Watching my brother fight a life-threatening illness

Spreading awareness on babesiosis

Image supplied by: Supplied by Liv Neilson
Liv’s brother

For three and a half years, I’ve watched my little brother miss out on high school friendships, relationships, and work opportunities, all due to a crippling and life-threatening illness.

In the summer of 2015, I was getting ready to move hundreds of miles away from Detroit for my first year at Queen’s when my 14-year-old brother, Uri, was unknowingly bitten by a black-legged deer tick and suddenly fell gravely ill. My terrified parents took him to doctor after doctor, eventually numbering more than three dozen—none of whom could diagnose him properly. 

There were x-rays, gastro scopes, blood tests, mold tests, allergy panels, special diets, and a multitude of drugs. They even tried natural remedies, like acupuncture, essential oils, and breathing exercises. For the first two years of Uri’s sickness, until he was finally diagnosed correctly, his disease went untreated. 

Babesiosis, a rare and sometimes fatal disease, isn’t tested for in common clinics. It’s an elusive blood disorder caused by a speck-sized insect—the deer tick—and was just classified as a disease in 2014. As a result, most medical professionals don’t know what it is.

While highly similar to malaria, both symptomatically and as a blood infection, it isn’t mosquito-borne. The Babesia parasite is transmitted through the black-legged deer tick—the same vector for Lyme disease—and attacks red blood cells in humans and other mammals. 

Right now, Uri is suffering a relapse and my family is told that it’ll be a long recovery. His symptoms range from fatigue, fever and chills, to intense nausea, stomach pain and a sensation of extreme and persistent pressure on his skull. 

He spends his days in white rooms filled with needles, tubes and doctors’ reassurances that his next treatment may be the one that heals him. He hasn’t attended a normal school in years. 

He spends his days in white rooms filled with needles, tubes and doctors’ reassurances that his next treatment may be the one that heals him. He hasn’t attended a normal school in years. 
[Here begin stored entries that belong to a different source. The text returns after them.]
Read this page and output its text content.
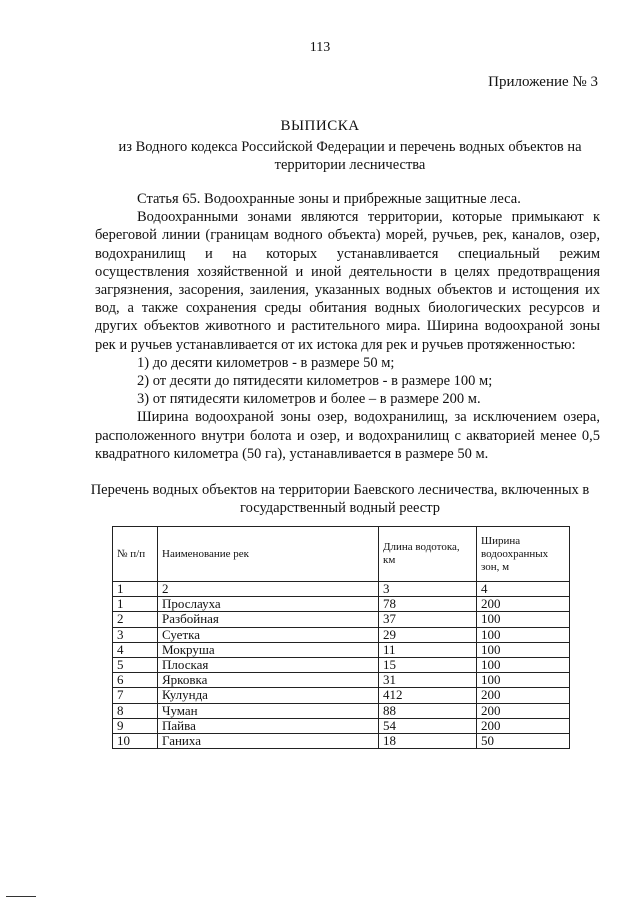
113
Приложение № 3
ВЫПИСКА
из Водного кодекса Российской Федерации и перечень водных объектов на территории лесничества

Статья 65. Водоохранные зоны и прибрежные защитные леса.

Водоохранными зонами являются территории, которые примыкают к береговой линии (границам водного объекта) морей, ручьев, рек, каналов, озер, водохранилищ и на которых устанавливается специальный режим осуществления хозяйственной и иной деятельности в целях предотвращения загрязнения, засорения, заиления, указанных водных объектов и истощения их вод, а также сохранения среды обитания водных биологических ресурсов и других объектов животного и растительного мира. Ширина водоохраной зоны рек и ручьев устанавливается от их истока для рек и ручьев протяженностью:

1) до десяти километров - в размере 50 м;

2) от десяти до пятидесяти километров - в размере 100 м;

3) от пятидесяти километров и более – в размере 200 м.

Ширина водоохраной зоны озер, водохранилищ, за исключением озера, расположенного внутри болота и озер, и водохранилищ с акваторией менее 0,5 квадратного километра (50 га), устанавливается в размере 50 м.

Перечень водных объектов на территории Баевского лесничества, включенных в государственный водный реестр
№ п/п	Наименование рек	Длина водотока, км	Ширина водоохранных зон, м
1	2	3	4
1	Прослауха	78	200
2	Разбойная	37	100
3	Суетка	29	100
4	Мокруша	11	100
5	Плоская	15	100
6	Ярковка	31	100
7	Кулунда	412	200
8	Чуман	88	200
9	Пайва	54	200
10	Ганиха	18	50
I hope to shed light on this horrible and relatively unknown disease that’s taken over our family and robbed nearly four years of my brother’s life. I advise Queen’s students and their families to exercise caution this summer when hiking through heavily wooded or rural areas, wetlands, or even in your own backyards. While most commonly contracted in the Northeastern United States, the range of the deer tick is spreading—which can also account for the myriad diagnoses of Lyme, a much more common and closely-related offender.  
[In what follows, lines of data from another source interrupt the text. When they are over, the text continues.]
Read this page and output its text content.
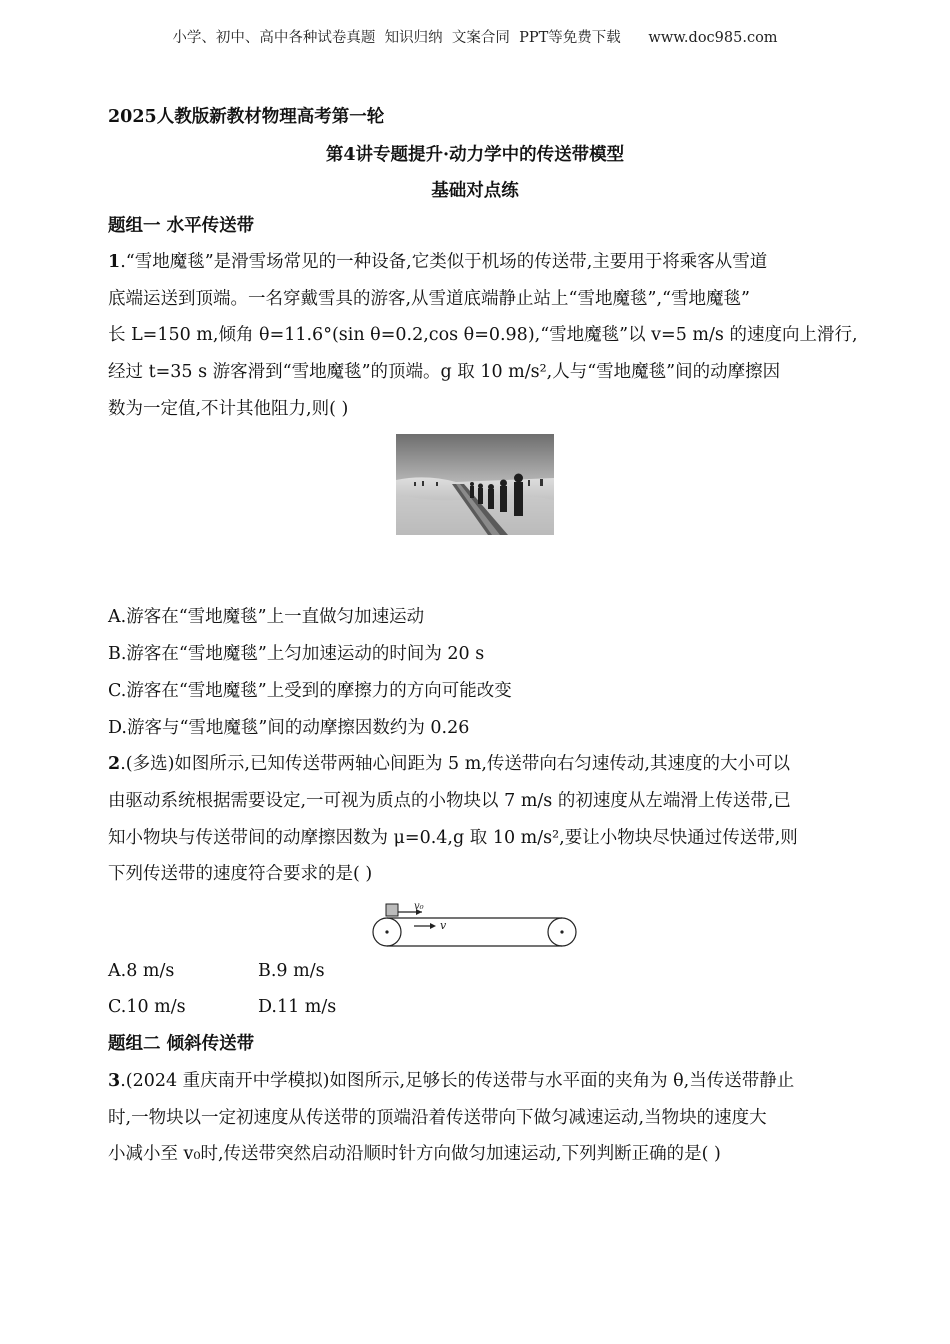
小学、初中、高中各种试卷真题  知识归纳  文案合同  PPT等免费下载      www.doc985.com
2025人教版新教材物理高考第一轮
第4讲专题提升·动力学中的传送带模型
基础对点练
题组一 水平传送带
1.“雪地魔毯”是滑雪场常见的一种设备,它类似于机场的传送带,主要用于将乘客从雪道
底端运送到顶端。一名穿戴雪具的游客,从雪道底端静止站上“雪地魔毯”,“雪地魔毯”
长 L=150 m,倾角 θ=11.6°(sin θ=0.2,cos θ=0.98),“雪地魔毯”以 v=5 m/s 的速度向上滑行,
经过 t=35 s 游客滑到“雪地魔毯”的顶端。g 取 10 m/s²,人与“雪地魔毯”间的动摩擦因
数为一定值,不计其他阻力,则( )
A.游客在“雪地魔毯”上一直做匀加速运动
B.游客在“雪地魔毯”上匀加速运动的时间为 20 s
C.游客在“雪地魔毯”上受到的摩擦力的方向可能改变
D.游客与“雪地魔毯”间的动摩擦因数约为 0.26
2.(多选)如图所示,已知传送带两轴心间距为 5 m,传送带向右匀速传动,其速度的大小可以
由驱动系统根据需要设定,一可视为质点的小物块以 7 m/s 的初速度从左端滑上传送带,已
知小物块与传送带间的动摩擦因数为 μ=0.4,g 取 10 m/s²,要让小物块尽快通过传送带,则
下列传送带的速度符合要求的是( )
v₀
v
A.8 m/s	B.9 m/s
C.10 m/s	D.11 m/s
题组二 倾斜传送带
3.(2024 重庆南开中学模拟)如图所示,足够长的传送带与水平面的夹角为 θ,当传送带静止
时,一物块以一定初速度从传送带的顶端沿着传送带向下做匀减速运动,当物块的速度大
小减小至 v₀时,传送带突然启动沿顺时针方向做匀加速运动,下列判断正确的是( )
It’s important to check your skin often, and if you do spot a tick, to immediately pluck it out with tweezers. Generally, tick bites do not become infectious unless the tick has been latched on for more than 24 hours. If you aren’t sure how long it’s been on your skin, or are starting to feel ill, be sure to seek medical attention. As a preventive measure, you can also buy certain chemical repellants for your clothing and skin. 

But most importantly, it pays to be alert. Uri was perfectly healthy at the time of the bite and hadn’t been in the Northeast. 

It can happen to anyone. 

It’s strange to look back on my own high school years, spent performing onstage, going to prom, getting my driver’s license, and doing all of the things that high schoolers are supposed to do—and waiting to watch him do the same. But he’ll never experience these things.

Uri is weird, smart, and honest to a fault. He makes offbeat jokes, plays electric guitar and too many video games, and won’t do anything he isn’t passionate about. He hopes to one day be a programmer or a chef. In many ways, he’s a typical 17-year-old. Except this disease, for now, has ruined his life.